We have begun to define the required mutate(dna,motif)
function but the body of that function is your responsibility.
runtests.py
This is a file we are providing for the ease of running multiple
tests cases and echoing the results. This is the one you should
"Run" in IDLE to execute the program. (But you need not concern
yourself with understanding the source code. I'll explain if you
want, but I'd prefer not to!)
tests.txt
This is a model of the file format for providing test cases, and
it includes the original five test cases described in this
project description. You are eventually to edit this file and
provide ten of your own tests, with the goal of coming up with
the most devious tests that are likely to trip up other
students' implementations.
If you are already working on our department's computer system and prefer to copy these files using commandline techniques, you may execute the following command from whatever working directory you'd like them place:
cp -Rp /public/goldwasser/1020/homeworks/mutate .
This task can be accomplished with careful use of methods of the str class (and possibly the list class). There tend to be two different schools of thought for how to accomplish the underlying string manipulations:
One approach is to make use of the find method of a string to locate the motif and inverted repeat, and then to properly splice out the mutation using appropriate indexes to produce the result. Conditionals will be needed to recognize when a motif wasn't located and to respond in kind.
Another approach is to make extensive use of the split method of the string class, using the motif and later the inverted repeat as the pattern upon which you split.

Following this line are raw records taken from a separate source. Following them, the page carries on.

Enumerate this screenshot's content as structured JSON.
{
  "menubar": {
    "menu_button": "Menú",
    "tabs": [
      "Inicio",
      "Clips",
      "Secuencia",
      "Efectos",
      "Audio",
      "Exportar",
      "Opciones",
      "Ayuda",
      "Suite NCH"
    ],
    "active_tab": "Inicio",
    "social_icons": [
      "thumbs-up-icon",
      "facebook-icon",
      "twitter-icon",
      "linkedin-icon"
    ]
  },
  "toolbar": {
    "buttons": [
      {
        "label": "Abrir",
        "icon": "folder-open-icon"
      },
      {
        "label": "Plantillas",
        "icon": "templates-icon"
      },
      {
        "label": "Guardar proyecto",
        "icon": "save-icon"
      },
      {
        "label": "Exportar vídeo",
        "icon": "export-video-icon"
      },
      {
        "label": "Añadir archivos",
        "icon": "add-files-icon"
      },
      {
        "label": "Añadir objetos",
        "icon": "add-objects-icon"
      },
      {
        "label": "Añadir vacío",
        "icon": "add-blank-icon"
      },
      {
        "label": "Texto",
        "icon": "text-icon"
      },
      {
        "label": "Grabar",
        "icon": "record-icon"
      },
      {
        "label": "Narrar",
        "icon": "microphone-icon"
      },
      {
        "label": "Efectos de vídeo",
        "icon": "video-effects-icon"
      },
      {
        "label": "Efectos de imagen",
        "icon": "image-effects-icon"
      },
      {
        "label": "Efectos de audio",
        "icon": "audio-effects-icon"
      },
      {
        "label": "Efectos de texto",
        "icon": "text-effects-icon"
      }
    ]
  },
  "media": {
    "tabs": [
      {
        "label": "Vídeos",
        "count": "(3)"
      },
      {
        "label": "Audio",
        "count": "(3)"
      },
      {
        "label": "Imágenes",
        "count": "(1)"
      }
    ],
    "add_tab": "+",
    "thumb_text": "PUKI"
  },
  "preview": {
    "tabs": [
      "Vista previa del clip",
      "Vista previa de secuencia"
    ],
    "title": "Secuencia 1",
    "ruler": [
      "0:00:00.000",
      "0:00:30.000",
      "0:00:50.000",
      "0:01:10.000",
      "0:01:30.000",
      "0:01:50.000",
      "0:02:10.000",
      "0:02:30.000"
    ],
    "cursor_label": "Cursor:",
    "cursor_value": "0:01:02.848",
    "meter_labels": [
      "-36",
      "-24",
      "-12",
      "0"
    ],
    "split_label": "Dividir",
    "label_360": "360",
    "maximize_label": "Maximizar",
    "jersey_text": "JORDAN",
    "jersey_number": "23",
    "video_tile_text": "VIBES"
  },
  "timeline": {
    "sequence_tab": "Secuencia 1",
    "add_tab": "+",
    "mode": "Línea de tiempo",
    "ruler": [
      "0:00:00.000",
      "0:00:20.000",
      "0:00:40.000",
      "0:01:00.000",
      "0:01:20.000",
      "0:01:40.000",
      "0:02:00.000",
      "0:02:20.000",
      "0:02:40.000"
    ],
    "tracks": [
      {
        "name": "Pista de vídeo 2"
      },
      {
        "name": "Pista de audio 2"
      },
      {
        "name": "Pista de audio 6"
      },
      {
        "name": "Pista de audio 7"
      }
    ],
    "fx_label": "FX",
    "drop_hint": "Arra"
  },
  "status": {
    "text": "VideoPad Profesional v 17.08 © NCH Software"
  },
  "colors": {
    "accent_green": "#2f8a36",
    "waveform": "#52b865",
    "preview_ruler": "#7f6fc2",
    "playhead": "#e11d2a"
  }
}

Then the pieces that results can be manipulated before reassembling the resulting DNA strand.
We suggest using the first of these approaches, and offer extra credit to anyone willing to explore by implementing both approaches.
All of the following files should be submitted electronically:
mutate.py
This file should contain the complete source code for your
implementation.
tests.txt
This plain text file should contain the ten test cases
which you wish to apply to other students' submitted
implementations, as described in the above section
on testing
readme.txt
With all of our programming projects, we ask that you submit one
additional text file, named readme.txt that allows you
to briefly discuss any successes or challenges you faced while
working on the project.
In addition, if you worked as a
pair, please make sure that both partners are clearly identified
and briefly describe the contributions of each person in the
effort.
Please also note the late policy for homeworks.
The assignment is worth 40 points, which will be assessed as follows:
In the advice section we outline two different approaches for cutting apart the string: one based on use of index and slicing, and the other based on the split method. For extra credit, given an alternative impelementation that uses whatever is the opposite approach than you used for your official submission.
So as not to risk losing points on the required part of the assignment due to a failed extra credit attempt, please submit an original version of your assignment in a file mutate.py and the separate extra credit version in a file mutateExtra.py.